Security threats Toolkit

MSBlast spawns variants as users race to patch

Tags:
W32.blast,
Blast.exe,
Lovesan,
Microsoft Windows Flaw

Published: 14 Aug 2003 08:45 BST

As the MSBlast worm continues its spread -- to approximately 2,500 new computers each hour -- antivirus firms said that a new variant had been released.

Click here for information on protecting your PC.

Security company Symantec, which directly measures the spread of the worm via sensors distributed throughout the Internet, said the number of computers compromised by MSBlast -- aka W32/Lovsan and W32.Blaster -- had reached 228,000 by midmorning on Wednesday.

Alfred Huger, senior director of engineering for the company's security response team, estimated that millions of computers may still be vulnerable to the flaw, leaving administrators scrambling to patch systems before they fall victim to the worm's relentless spread.

"If people don't patch, there could be millions of infections," Huger said.

Symantec and rival antivirus companies Network Associates, Kaspersky Labs and Central Command all warned users of a modified version of the worm that apparently differs by only a few file names but otherwise is identical to the original. Network Associates also discovered a third version of the worm that apparently changes a file name and a registry key.

Because the variants don't repair the worm's flawed method of selecting new targets, they won't change the overall properties of the current epidemic, Huger said. "The variant spreads roughly at the same speed" as the original worm, he said.

The introduction of the MSBlast worm ended nearly a month of speculation over when a programmer would commit the obvious crime of writing a worm that takes advantage of a vulnerability in a widely used feature of Microsoft Windows. The worm pieces together code to exploit the most recent major flaw in Windows with publicly available tools such as the Tiny, or Trivial, File Transfer Protocol (TFTP) server.

Estimates of the size of the MSBlast epidemic vary widely.

The Computer Emergency Response Team (CERT) Coordination Centre, a clearinghouse for information on Internet threats, said as many as 1.4 million Internet addresses seemed to be the home of computers the worm -- or an earlier attack program on which the worm was based -- had compromised.

But Art Manion, an Internet security analyst with the CERT Coordination Centre, said the media widely equated the data with the total number of computers infected. In reality, the number could be less, because the dynamic address assignment broadband providers use for home users could significantly inflate the apparent number of infections.

"One million (infections) is probably an order of magnitude too high," Manion said. Instead, "hundreds of thousands" of compromised computers is far more realistic."

Symantec and threat-tracker Internet Storm Centre -- two organisations that based their data on direct Internet measurements -- each recorded less than 250,000 infected computers by midmorning Wednesday.

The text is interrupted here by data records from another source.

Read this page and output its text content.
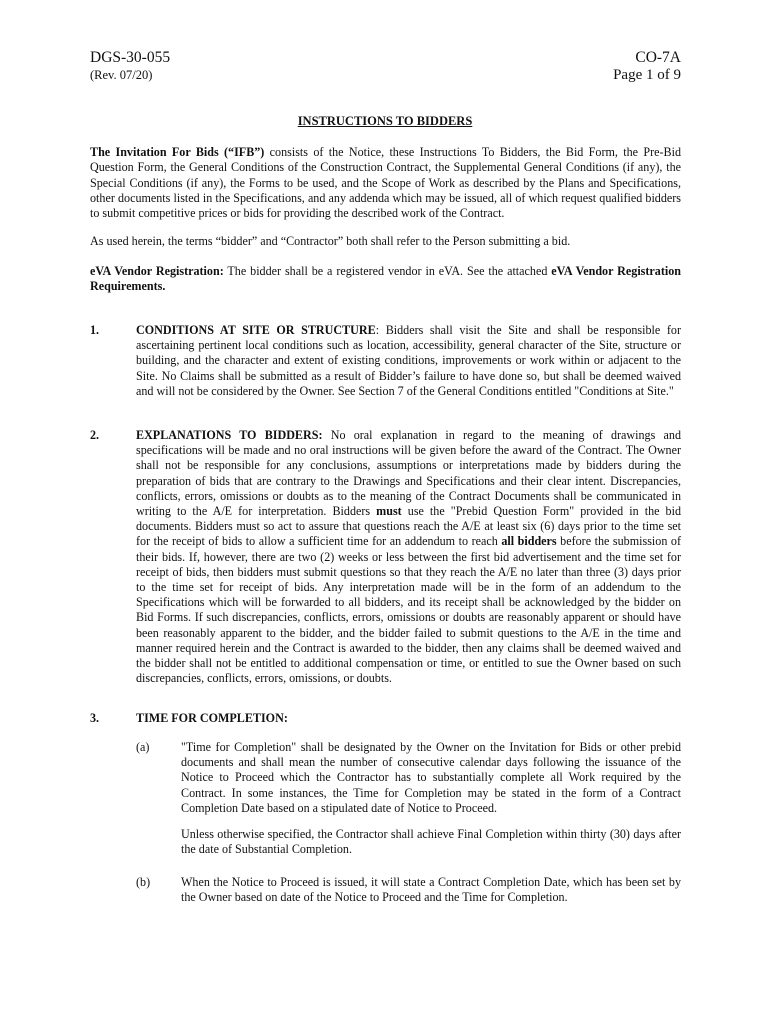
DGS-30-055	CO-7A
(Rev. 07/20)	Page 1 of 9
INSTRUCTIONS TO BIDDERS

The Invitation For Bids (“IFB”) consists of the Notice, these Instructions To Bidders, the Bid Form, the Pre-Bid Question Form, the General Conditions of the Construction Contract, the Supplemental General Conditions (if any), the Special Conditions (if any), the Forms to be used, and the Scope of Work as described by the Plans and Specifications, other documents listed in the Specifications, and any addenda which may be issued, all of which request qualified bidders to submit competitive prices or bids for providing the described work of the Contract.

As used herein, the terms “bidder” and “Contractor” both shall refer to the Person submitting a bid.

eVA Vendor Registration: The bidder shall be a registered vendor in eVA. See the attached eVA Vendor Registration Requirements.

1.	CONDITIONS AT SITE OR STRUCTURE: Bidders shall visit the Site and shall be responsible for ascertaining pertinent local conditions such as location, accessibility, general character of the Site, structure or building, and the character and extent of existing conditions, improvements or work within or adjacent to the Site. No Claims shall be submitted as a result of Bidder’s failure to have done so, but shall be deemed waived and will not be considered by the Owner. See Section 7 of the General Conditions entitled "Conditions at Site."

2.	EXPLANATIONS TO BIDDERS: No oral explanation in regard to the meaning of drawings and specifications will be made and no oral instructions will be given before the award of the Contract. The Owner shall not be responsible for any conclusions, assumptions or interpretations made by bidders during the preparation of bids that are contrary to the Drawings and Specifications and their clear intent. Discrepancies, conflicts, errors, omissions or doubts as to the meaning of the Contract Documents shall be communicated in writing to the A/E for interpretation. Bidders must use the "Prebid Question Form" provided in the bid documents. Bidders must so act to assure that questions reach the A/E at least six (6) days prior to the time set for the receipt of bids to allow a sufficient time for an addendum to reach all bidders before the submission of their bids. If, however, there are two (2) weeks or less between the first bid advertisement and the time set for receipt of bids, then bidders must submit questions so that they reach the A/E no later than three (3) days prior to the time set for receipt of bids. Any interpretation made will be in the form of an addendum to the Specifications which will be forwarded to all bidders, and its receipt shall be acknowledged by the bidder on Bid Forms. If such discrepancies, conflicts, errors, omissions or doubts are reasonably apparent or should have been reasonably apparent to the bidder, and the bidder failed to submit questions to the A/E in the time and manner required herein and the Contract is awarded to the bidder, then any claims shall be deemed waived and the bidder shall not be entitled to additional compensation or time, or entitled to sue the Owner based on such discrepancies, conflicts, errors, omissions, or doubts.

3.	TIME FOR COMPLETION:
(a)	"Time for Completion" shall be designated by the Owner on the Invitation for Bids or other prebid documents and shall mean the number of consecutive calendar days following the issuance of the Notice to Proceed which the Contractor has to substantially complete all Work required by the Contract. In some instances, the Time for Completion may be stated in the form of a Contract Completion Date based on a stipulated date of Notice to Proceed.

Unless otherwise specified, the Contractor shall achieve Final Completion within thirty (30) days after the date of Substantial Completion.

(b)	When the Notice to Proceed is issued, it will state a Contract Completion Date, which has been set by the Owner based on date of the Notice to Proceed and the Time for Completion.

"The spread is stabilising," said Johannes Ullrich, chief technology officer for Internet Storm Centre.

During the past 12 hours, Symantec has detected from 420 to nearly 4,000 infections per hour, with an average of about 2,500 new computer compromised hourly. The worm, which security experts believe started spreading early on Monday, scans for vulnerable computers so widely that an unpatched Windows XP computer on the Internet could be infected in just 25 minutes, according to Symantec studies.

Still, the infection rate is much slower than that of the Code Red v.2 worm, which -- at its fastest -- compromised 100,000 computers in about five hours and about 350,000 computers in a day.

If the rate holds, the MSBlast worm could infect a million computers in less than two weeks.